Broad notions of attorney-client privilege seemed to find a friend Monday in Judge Marilyn Hall Patel's courtroom.
The San Francisco federal judge expressed strong skepticism toward an attempt by former McAfee general counsel Kent Roberts to obtain interview notes from the internal investigation of stock option backdating at the company.
"What happens to privilege these days? Doesn't this totally eviscerate it?" Patel asked.
The Securities and Exchange Commission sued Roberts for securities fraud, and he is also under a criminal indictment related to backdating. Lawyers from Howrey, which performed the investigation, say their interview notes should remain confidential because they were never disclosed to the government. Roberts' lawyers at Cooley Godward Kronish argue they should be turned over because McAfee relied on them in communicating with the feds, which constitutes a waiver.

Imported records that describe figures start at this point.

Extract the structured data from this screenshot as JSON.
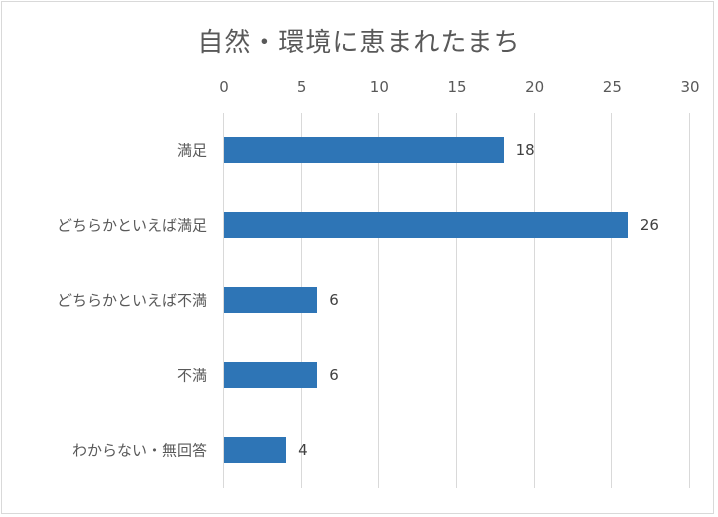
{
  "chart_data": {
    "type": "bar",
    "orientation": "horizontal",
    "title": "自然・環境に恵まれたまち",
    "categories": [
      "満足",
      "どちらかといえば満足",
      "どちらかといえば不満",
      "不満",
      "わからない・無回答"
    ],
    "values": [
      18,
      26,
      6,
      6,
      4
    ],
    "xlabel": "",
    "ylabel": "",
    "xlim": [
      0,
      30
    ],
    "xticks": [
      "0",
      "5",
      "10",
      "15",
      "20",
      "25",
      "30"
    ],
    "grid": true,
    "legend": null,
    "bar_color": "#2e75b6",
    "data_labels": [
      "18",
      "26",
      "6",
      "6",
      "4"
    ]
  }
}
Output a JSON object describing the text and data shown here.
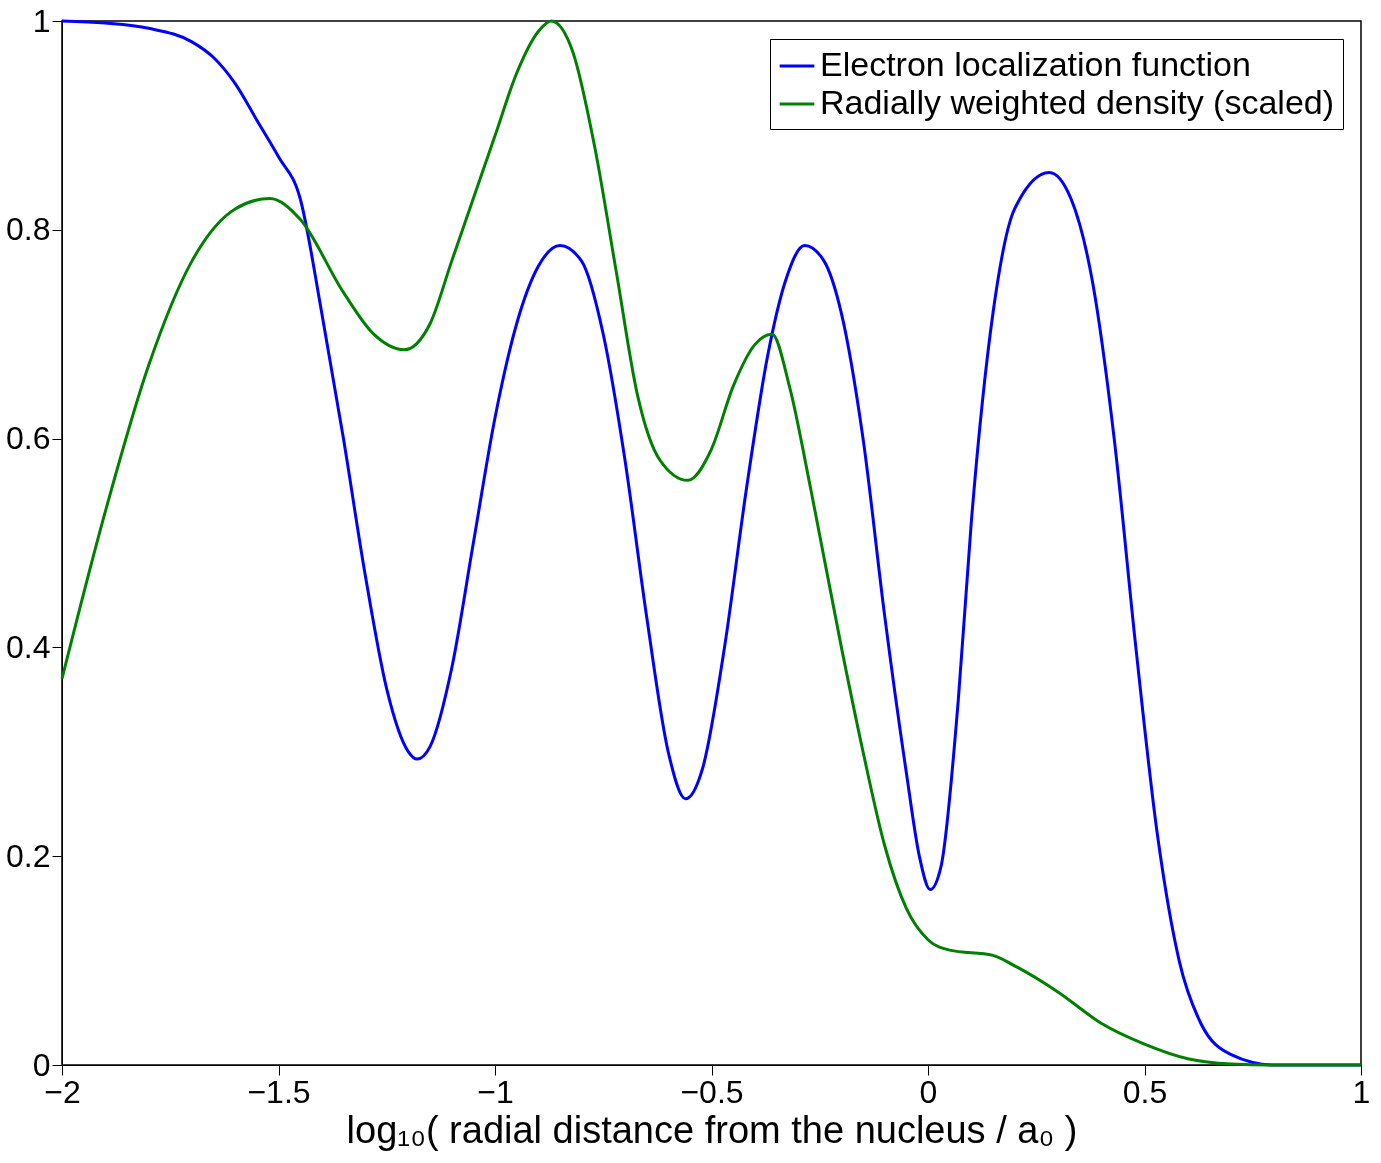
{
  "chart_data": {
    "type": "line",
    "xlabel": "log₁₀( radial distance from the nucleus / a₀ )",
    "xlim": [
      -2,
      1
    ],
    "ylim": [
      0,
      1
    ],
    "xticks": [
      -2,
      -1.5,
      -1,
      -0.5,
      0,
      0.5,
      1
    ],
    "yticks": [
      0,
      0.2,
      0.4,
      0.6,
      0.8,
      1
    ],
    "grid": false,
    "legend": "top right",
    "line_style": "solid",
    "marker": "none",
    "series": [
      {
        "name": "Electron localization function",
        "color": "#0000ff",
        "x": [
          -2,
          -1.9,
          -1.8,
          -1.7,
          -1.65,
          -1.6,
          -1.55,
          -1.5,
          -1.45,
          -1.4,
          -1.35,
          -1.3,
          -1.25,
          -1.2,
          -1.18,
          -1.15,
          -1.1,
          -1.05,
          -1.0,
          -0.95,
          -0.9,
          -0.85,
          -0.8,
          -0.75,
          -0.7,
          -0.65,
          -0.6,
          -0.56,
          -0.52,
          -0.47,
          -0.42,
          -0.37,
          -0.33,
          -0.285,
          -0.24,
          -0.2,
          -0.15,
          -0.1,
          -0.05,
          -0.02,
          0.005,
          0.03,
          0.07,
          0.1,
          0.15,
          0.2,
          0.28,
          0.33,
          0.38,
          0.43,
          0.48,
          0.53,
          0.58,
          0.63,
          0.7,
          0.8,
          1.0
        ],
        "values": [
          1.0,
          0.998,
          0.993,
          0.98,
          0.965,
          0.94,
          0.905,
          0.87,
          0.83,
          0.72,
          0.6,
          0.47,
          0.36,
          0.3,
          0.293,
          0.305,
          0.38,
          0.5,
          0.62,
          0.71,
          0.765,
          0.785,
          0.77,
          0.7,
          0.58,
          0.43,
          0.3,
          0.255,
          0.285,
          0.4,
          0.55,
          0.68,
          0.75,
          0.785,
          0.77,
          0.72,
          0.6,
          0.43,
          0.28,
          0.2,
          0.168,
          0.19,
          0.35,
          0.52,
          0.72,
          0.82,
          0.855,
          0.83,
          0.75,
          0.6,
          0.4,
          0.22,
          0.1,
          0.04,
          0.01,
          0.0,
          0.0
        ]
      },
      {
        "name": "Radially weighted density (scaled)",
        "color": "#008000",
        "x": [
          -2,
          -1.9,
          -1.8,
          -1.7,
          -1.6,
          -1.52,
          -1.45,
          -1.35,
          -1.28,
          -1.21,
          -1.15,
          -1.1,
          -1.0,
          -0.95,
          -0.9,
          -0.87,
          -0.82,
          -0.77,
          -0.72,
          -0.67,
          -0.62,
          -0.555,
          -0.5,
          -0.45,
          -0.4,
          -0.36,
          -0.32,
          -0.27,
          -0.2,
          -0.15,
          -0.1,
          -0.05,
          0,
          0.05,
          0.15,
          0.2,
          0.3,
          0.4,
          0.5,
          0.6,
          0.7,
          0.8,
          1.0
        ],
        "values": [
          0.37,
          0.53,
          0.67,
          0.77,
          0.82,
          0.83,
          0.81,
          0.74,
          0.7,
          0.685,
          0.71,
          0.77,
          0.89,
          0.95,
          0.99,
          1.0,
          0.97,
          0.88,
          0.76,
          0.64,
          0.58,
          0.56,
          0.59,
          0.65,
          0.69,
          0.7,
          0.65,
          0.55,
          0.4,
          0.3,
          0.21,
          0.15,
          0.12,
          0.11,
          0.105,
          0.095,
          0.07,
          0.04,
          0.02,
          0.006,
          0.001,
          0.0,
          0.0
        ]
      }
    ]
  }
}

Turning over the notes would have strong public policy consequences, Patel said, because companies may end up being deprived of an internal mechanism to root out wrongdoing.
"Opening the door by this broad waiver," Patel said, her voice dripping with distaste, "really proves to be too much, I think."
The judge did not rule from the bench.
William Freeman, the Cooley partner representing Roberts in his SEC case, declined to comment. During the hearing, though, Freeman argued that important public policy questions were in play from Roberts' perspective as well -- fairness in the way the company acted after its probe.
"The company decided to share the results with everyone on the other side of the company, but him," Freeman said.
The Cooley partner challenged Howrey's argument that it had not provided the actual interview notes to the government. Because the firm talked to the government about the investigation, the notes should be considered part of a broader subject matter waiver, he said.
Howrey partner Robert Gooding Jr. acknowledged that financial auditors had asked whether certain employees were "clean" or "dirty" in terms of stock options backdating, and that Howrey had answered them. Freeman used that as part of his argument that the company had waived privilege by discussing the probe with outsiders.
But Patel did not seem swayed. During the hearing, Gooding's role appeared to be merely to encourage Patel's lines of thinking.
A waiver is going to have a "real impact on whether companies do these investigations in the future," Gooding intoned.
Patel also drew distinctions between Roberts' case and other recent decisions holding that privilege had been waived as to internal investigations. In those cases, including one involving Maxim Integrated Products in Delaware, the judge ordered in camera review of the material.
Freeman said he wouldn't object to that route, but that he also didn't think it would be necessary.
Patel asked the parties for more briefs, in part focusing on why discovery in Roberts' SEC case shouldn't just be put on hold until after his criminal trial, which on Monday was pushed back to June. Such a move would deprive Roberts' criminal defense team of using discovery obtained from the SEC case.